Scientists Create the World's First Evaporation-Driven Engine - mparramon
http://www.popularmechanics.com/science/energy/a16045/evaporation-engine/

======
FiatLuxDave
I also work in this space, so the headline caught my attention. This is far
from the first. Some other evaporation driven engines include:

[https://en.wikipedia.org/wiki/Drinking_bird](https://en.wikipedia.org/wiki/Drinking_bird)

[https://en.wikipedia.org/wiki/Energy_tower_%28downdraft%29](https://en.wikipedia.org/wiki/Energy_tower_%28downdraft%29)

[https://en.wikipedia.org/wiki/Barton_evaporation_engine](https://en.wikipedia.org/wiki/Barton_evaporation_engine)

The solar updraft tower and vortex engine also operate in a similar space,
meaning that all of them operate using the temperature difference between
ground and tropopause which feeds the water cycle.

It is my personal opinion that evaporation-driven engines (or something quite
similar) are the most promising energy source (on this planet). Essentially,
they are an alternative source of solar energy which doesn't have the problem
of needing the sunlight to be present to work.

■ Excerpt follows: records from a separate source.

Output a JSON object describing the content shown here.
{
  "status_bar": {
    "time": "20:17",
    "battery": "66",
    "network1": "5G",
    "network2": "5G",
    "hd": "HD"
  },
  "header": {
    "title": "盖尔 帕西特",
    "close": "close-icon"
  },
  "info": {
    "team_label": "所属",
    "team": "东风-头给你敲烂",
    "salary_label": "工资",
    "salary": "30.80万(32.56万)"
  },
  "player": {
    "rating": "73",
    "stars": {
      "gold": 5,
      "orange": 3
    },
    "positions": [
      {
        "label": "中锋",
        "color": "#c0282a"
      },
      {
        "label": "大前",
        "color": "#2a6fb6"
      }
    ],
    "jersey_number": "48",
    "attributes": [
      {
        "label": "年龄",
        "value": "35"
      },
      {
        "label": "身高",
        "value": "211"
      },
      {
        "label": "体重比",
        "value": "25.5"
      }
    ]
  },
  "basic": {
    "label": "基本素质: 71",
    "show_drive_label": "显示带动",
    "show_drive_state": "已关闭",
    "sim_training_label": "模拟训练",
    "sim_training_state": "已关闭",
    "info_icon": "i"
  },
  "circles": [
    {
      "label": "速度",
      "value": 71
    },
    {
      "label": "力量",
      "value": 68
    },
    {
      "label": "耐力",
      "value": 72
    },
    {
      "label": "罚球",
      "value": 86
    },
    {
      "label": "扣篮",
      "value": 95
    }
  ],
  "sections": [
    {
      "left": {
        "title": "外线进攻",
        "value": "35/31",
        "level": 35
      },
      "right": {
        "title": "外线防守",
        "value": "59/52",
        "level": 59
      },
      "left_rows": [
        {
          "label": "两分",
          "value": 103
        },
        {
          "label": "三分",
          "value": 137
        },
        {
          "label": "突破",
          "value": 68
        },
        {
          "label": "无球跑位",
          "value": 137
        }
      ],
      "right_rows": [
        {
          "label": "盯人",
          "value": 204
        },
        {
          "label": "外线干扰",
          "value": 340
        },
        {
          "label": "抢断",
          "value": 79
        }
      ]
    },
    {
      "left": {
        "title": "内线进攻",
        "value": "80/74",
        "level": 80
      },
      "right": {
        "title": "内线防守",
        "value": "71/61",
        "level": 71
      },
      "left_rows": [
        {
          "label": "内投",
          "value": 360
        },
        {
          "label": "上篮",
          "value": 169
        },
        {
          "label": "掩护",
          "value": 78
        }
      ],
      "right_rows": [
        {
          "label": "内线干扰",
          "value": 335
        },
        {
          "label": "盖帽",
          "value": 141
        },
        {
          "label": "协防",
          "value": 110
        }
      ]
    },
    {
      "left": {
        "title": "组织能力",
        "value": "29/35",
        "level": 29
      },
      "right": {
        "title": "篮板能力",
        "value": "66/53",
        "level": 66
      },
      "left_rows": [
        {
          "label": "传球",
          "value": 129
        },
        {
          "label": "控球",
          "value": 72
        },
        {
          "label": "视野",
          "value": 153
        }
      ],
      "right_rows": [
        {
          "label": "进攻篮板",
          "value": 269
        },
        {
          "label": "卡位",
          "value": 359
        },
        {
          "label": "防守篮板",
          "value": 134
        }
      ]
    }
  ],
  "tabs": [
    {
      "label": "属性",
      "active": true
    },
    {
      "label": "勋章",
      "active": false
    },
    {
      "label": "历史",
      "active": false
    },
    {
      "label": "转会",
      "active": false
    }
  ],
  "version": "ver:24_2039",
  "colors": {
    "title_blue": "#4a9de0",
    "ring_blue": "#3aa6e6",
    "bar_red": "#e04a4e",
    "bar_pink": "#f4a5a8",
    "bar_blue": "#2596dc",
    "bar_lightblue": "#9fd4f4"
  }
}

The main issues, as with most new energy sources, are efficiency and cost. The
Columbia motor costs $5 for 50 microW, or $1x10^5 dollars per watt. You
generally want something nearer 1$/watt for primary energy use. The efficiency
in terms of water or thermal energy is not stated, but is likely similar to
dunking birds, which have a thermal efficiency around 0.01%. The theoretically
possible efficiency for the evaporative half of the water cycle is on the
order of 12%, so there is a lot of room for improvement.